Review: Smile – A Psychological Nail-Biter

James Keown

Parker Finn’s full-length directorial debut Smile reminds us to smile, though your heart is aching. With a current box office gross of 167 million dollars at only a 17 million budget, this new horror-thriller from Paramount Pictures has been a massive hit and is the first 18-rated film to top the UK-Ireland box office in over three years.

The story follows psychiatrist Dr Rose Cotter, who becomes caught in a web of mysterious supernatural suicides and hallucinations, all centred around a recurring entity, one that changes faces but is always adorned with the same sinister smile. The film takes inspiration from other horror classes such as The Ring and A Nightmare on Elm Street, and the more contemporary It Follows. Rose is pushed to her psychological breaking point as she scrambles to get ahead of the doom barrelling towards her. Her crumbling sanity is conveyed chillingly through the cinematography of Charlie Sarroff, with upside-down tracking pans and close, claustrophobic shots. These visuals blend hauntingly with Juan Cristobal Tapia de Veer’s sinister score to create a truly terrifying cinema experience.  

The film is a spiritual successor to Finn’s short film Laura Hasn’t Slept, expanding on the smiling entity and its dynamic with the protagonist. The film takes great delight in making the audience question the reality they are being shown, as even the surrounding characters doubt Rose’s sanity. The framing device of the hallucinations firmly roots the audience in a place of doubt and disorientation, forcing us to feel the same fear and tension as Rose herself. It is an incredibly isolating type of horror, adding a unique flavour to the protagonist-villain dynamic that feels lacking in films like The Ring and Elm Street. Though the film does make use of jumpscares – a divisive tactic among horror fans – they earn their place in the movie, as Finn designs his scenes to build nail-biting tension, encouraging you to dart your eyes around a dark corridor, attempting to guess where the horror lurks before it finally arrives.

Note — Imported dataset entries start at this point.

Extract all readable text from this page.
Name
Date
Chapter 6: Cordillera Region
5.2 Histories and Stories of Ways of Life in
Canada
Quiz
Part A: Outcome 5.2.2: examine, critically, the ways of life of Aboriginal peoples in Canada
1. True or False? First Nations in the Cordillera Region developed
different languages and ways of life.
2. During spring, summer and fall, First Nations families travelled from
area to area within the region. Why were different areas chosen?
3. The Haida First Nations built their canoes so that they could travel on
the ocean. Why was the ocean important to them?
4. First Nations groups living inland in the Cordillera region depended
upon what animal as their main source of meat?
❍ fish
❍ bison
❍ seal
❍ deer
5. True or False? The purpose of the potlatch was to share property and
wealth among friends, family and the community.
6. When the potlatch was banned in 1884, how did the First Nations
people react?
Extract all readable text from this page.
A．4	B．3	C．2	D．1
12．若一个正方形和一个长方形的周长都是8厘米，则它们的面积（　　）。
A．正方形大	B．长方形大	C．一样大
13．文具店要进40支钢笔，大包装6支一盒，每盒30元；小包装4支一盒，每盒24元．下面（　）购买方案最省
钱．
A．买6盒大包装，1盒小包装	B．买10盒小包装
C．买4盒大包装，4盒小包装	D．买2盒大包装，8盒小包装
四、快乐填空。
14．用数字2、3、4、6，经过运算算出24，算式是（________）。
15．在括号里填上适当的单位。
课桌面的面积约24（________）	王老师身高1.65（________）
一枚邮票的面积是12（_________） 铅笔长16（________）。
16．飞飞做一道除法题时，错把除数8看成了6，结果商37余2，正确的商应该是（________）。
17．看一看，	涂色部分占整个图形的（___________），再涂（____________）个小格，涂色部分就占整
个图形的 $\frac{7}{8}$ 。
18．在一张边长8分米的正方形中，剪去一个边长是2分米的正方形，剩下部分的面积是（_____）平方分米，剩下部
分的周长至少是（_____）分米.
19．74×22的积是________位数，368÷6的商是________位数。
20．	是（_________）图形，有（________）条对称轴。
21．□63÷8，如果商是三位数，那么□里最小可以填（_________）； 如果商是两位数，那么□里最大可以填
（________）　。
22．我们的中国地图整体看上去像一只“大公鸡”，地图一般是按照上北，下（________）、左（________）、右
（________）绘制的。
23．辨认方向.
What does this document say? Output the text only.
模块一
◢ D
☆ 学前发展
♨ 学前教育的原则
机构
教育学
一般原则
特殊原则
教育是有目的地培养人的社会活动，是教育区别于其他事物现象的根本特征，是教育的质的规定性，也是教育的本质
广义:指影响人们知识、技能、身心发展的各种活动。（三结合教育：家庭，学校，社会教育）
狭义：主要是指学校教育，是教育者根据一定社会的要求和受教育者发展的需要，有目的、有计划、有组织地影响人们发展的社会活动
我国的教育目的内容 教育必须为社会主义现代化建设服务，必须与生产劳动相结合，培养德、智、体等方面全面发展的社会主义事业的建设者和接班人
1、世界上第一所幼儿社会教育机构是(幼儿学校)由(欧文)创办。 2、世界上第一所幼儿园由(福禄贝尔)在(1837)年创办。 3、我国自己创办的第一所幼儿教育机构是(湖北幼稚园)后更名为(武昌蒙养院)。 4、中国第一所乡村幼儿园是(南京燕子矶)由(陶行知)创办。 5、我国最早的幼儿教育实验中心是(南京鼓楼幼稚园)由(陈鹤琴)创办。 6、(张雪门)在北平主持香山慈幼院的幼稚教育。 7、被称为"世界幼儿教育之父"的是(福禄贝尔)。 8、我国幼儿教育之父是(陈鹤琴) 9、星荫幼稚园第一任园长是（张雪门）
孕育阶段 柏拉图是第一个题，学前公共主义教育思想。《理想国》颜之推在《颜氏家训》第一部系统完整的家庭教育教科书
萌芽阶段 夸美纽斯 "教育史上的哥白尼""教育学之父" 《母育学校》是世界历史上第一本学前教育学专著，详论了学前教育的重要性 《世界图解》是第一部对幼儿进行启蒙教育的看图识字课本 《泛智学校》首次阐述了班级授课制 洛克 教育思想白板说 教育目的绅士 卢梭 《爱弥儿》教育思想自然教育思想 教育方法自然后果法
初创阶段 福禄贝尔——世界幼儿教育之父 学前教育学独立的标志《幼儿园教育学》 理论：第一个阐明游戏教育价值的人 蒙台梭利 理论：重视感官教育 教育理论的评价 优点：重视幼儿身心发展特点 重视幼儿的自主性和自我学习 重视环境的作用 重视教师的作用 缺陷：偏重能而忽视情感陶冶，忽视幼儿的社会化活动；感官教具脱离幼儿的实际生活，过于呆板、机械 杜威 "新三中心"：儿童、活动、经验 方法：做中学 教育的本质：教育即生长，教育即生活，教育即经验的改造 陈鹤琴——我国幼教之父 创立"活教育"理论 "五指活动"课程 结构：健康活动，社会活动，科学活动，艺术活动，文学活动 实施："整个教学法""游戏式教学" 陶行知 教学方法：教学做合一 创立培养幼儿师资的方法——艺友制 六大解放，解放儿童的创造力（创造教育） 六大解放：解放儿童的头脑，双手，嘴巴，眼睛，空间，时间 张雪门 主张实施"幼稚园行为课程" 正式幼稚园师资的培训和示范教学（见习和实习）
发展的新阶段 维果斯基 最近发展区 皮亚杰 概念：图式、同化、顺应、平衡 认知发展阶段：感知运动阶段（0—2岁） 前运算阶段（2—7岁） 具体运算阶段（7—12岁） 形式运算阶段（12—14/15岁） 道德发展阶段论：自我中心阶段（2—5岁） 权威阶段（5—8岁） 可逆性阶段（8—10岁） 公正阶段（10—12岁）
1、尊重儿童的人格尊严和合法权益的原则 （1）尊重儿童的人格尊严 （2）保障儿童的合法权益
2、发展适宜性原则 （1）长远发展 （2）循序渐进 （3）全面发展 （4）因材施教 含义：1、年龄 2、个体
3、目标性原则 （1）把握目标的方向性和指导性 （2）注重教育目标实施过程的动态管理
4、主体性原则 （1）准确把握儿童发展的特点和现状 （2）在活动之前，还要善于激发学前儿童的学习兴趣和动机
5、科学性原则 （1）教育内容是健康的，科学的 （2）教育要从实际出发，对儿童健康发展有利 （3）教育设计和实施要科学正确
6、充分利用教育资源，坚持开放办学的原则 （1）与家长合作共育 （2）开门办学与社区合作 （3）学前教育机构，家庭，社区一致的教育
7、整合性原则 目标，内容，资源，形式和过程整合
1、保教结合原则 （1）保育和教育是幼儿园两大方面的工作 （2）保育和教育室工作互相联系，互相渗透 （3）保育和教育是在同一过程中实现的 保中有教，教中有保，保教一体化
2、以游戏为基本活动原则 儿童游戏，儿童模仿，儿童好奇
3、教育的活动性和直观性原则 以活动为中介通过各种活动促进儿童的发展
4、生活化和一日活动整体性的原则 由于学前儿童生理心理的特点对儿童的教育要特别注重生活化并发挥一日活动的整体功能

The film’s greatest weakness is its disjointed ending. While Finn’s aim was to “create an ending that had an emotional catharsis” this ended up causing a severe emotional whiplash, as the film attempts to cover its many bases and divides the audience’s attention as it comes to the end. I can’t help but feel that ultimately it would keep truer to the film’s smaller, more focused narrative to have a simpler ending, even if it left some loose ends untied.

The greatest strength of the film, however, is its premise. It is truly remarkable that the film’s premise is so simple, yet so compelling. The simple presentation of people with wide, toothy grins instils genuine panic when you recognise the expression either in the background or spread across the main cast. The film greatly benefits from its focused, tight plot, leaving much of the entity’s background for the audience to speculate. Rarely does the film talk down to its audience or over-explain itself, choosing instead to leave some of the details bathed in shadow.

Overall, Smile finds familiarity in older classics, but still breathes new life into the horror genre just in time for Halloween. For a full-length debut, Finn does an excellent job showing his style as a filmmaker, a flair that will sharpen and mature with time. This film will certainly leave you with a smile, one that you just can’t wipe off your face.


James Keown is a Master’s student in Journalism at Ulster University Coleraine.